Captain Abid Sultan was going through tremendous personal mental stress and anxiety, and a series of erroneous decisions on his part led to the crash of the flight, according to the details of the official investigation led by the Nepal government, the Kathmandu Post reported. Throughout the flight, Sultan was engaged in erratic behaviour that marked a departure from his usual character-signs that should have immediately raised red flags, Nepali investigators concluded in the report. Investigators say Sultan had been smoking cigarettes frequently during the hour-long flight from Dhaka to Kathmandu.
"When we analysed the conversation on the Cockpit Voice Recorder, it was clear to us that the captain was harbouring severe mental stress. He also seemed to be fatigued and tired due to lack of sleep," investigators wrote in the report. "He was crying on several occasions," the report added. The report also shows that Sultan made multiple abusive statements toward a female colleague (another co-pilot in the company) who had questioned his reputation as an instructor, and their relationship was a major topic of discussion throughout the flight, it said.
The voice recorder has captured nearly an hour-long conversation between the captain and his co-pilot in the cockpit, further demonstrating Sultan's tensed mood throughout the flight and a complete lack of situational awareness. "I don't f---ing care about safe flight, you f--- your duty," Sultan said at one point inside the cockpit, according to the report. It was not clear whom the pilot was directing the statement at, as the co-pilot was the only crew member present inside the cockpit during the flight.
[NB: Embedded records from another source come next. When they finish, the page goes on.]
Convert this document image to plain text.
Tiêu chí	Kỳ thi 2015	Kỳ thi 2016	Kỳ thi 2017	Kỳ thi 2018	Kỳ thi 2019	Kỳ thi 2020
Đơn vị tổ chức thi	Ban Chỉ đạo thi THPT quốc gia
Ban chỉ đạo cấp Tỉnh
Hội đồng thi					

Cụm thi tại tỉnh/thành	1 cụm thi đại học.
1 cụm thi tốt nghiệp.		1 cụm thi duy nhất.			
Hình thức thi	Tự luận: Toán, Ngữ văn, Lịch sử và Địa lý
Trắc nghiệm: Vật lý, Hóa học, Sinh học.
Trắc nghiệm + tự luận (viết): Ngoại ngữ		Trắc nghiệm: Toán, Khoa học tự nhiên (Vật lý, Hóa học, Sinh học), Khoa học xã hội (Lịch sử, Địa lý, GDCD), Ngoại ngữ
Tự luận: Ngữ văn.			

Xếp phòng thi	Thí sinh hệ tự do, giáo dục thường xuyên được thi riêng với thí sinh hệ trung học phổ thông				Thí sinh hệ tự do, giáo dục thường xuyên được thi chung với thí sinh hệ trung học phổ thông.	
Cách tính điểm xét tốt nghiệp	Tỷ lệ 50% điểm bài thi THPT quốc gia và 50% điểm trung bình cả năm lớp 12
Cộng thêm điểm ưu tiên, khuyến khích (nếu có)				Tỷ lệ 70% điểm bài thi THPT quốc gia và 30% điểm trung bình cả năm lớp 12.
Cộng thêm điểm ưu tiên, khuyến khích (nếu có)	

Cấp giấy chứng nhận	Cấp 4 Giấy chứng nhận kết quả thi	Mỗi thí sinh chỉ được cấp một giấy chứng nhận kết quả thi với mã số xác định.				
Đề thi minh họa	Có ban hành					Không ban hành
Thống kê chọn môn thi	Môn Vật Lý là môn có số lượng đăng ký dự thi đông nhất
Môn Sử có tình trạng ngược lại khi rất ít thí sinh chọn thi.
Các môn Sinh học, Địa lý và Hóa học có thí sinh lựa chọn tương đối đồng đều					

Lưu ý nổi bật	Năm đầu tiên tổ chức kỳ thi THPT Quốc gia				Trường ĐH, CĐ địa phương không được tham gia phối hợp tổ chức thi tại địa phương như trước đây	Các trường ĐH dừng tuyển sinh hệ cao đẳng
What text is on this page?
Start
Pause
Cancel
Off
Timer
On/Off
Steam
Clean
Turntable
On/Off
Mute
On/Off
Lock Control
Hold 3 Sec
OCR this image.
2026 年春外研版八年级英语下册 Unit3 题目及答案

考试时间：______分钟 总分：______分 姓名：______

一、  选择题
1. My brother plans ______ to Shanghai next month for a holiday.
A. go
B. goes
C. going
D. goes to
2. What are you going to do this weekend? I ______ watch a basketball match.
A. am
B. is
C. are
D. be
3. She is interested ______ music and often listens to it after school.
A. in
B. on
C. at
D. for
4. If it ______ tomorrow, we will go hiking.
Nepal's only international airport lies in a narrow bowl-shaped valley with the Himalayas to the north, making it a challenging place to land. As the flight UBG 211, a Bombardier Dash 8 Q400, approached the runway it made a last-minute change of direction, failed to sufficiently reduce its speed and did not carry out the necessary landing checks, investigators said. Nepal has witnessed a number of accidents involving aircraft in recent years. The accident was the deadliest since September 1992 when all 167 people aboard a Pakistan International Airlines (PIA) plane were killed when it crashed near the Kathmandu airport. In February, 2016, Tara Air's Twin Otter 400 crashed in Rupse of Myagdi, killing 23 people. Nepal Airline's DHC-6 Twin Otter 300 (9N-ABB) crashed near Sandhikharka of Arghakhanchi, killing 18 people in February, 2014.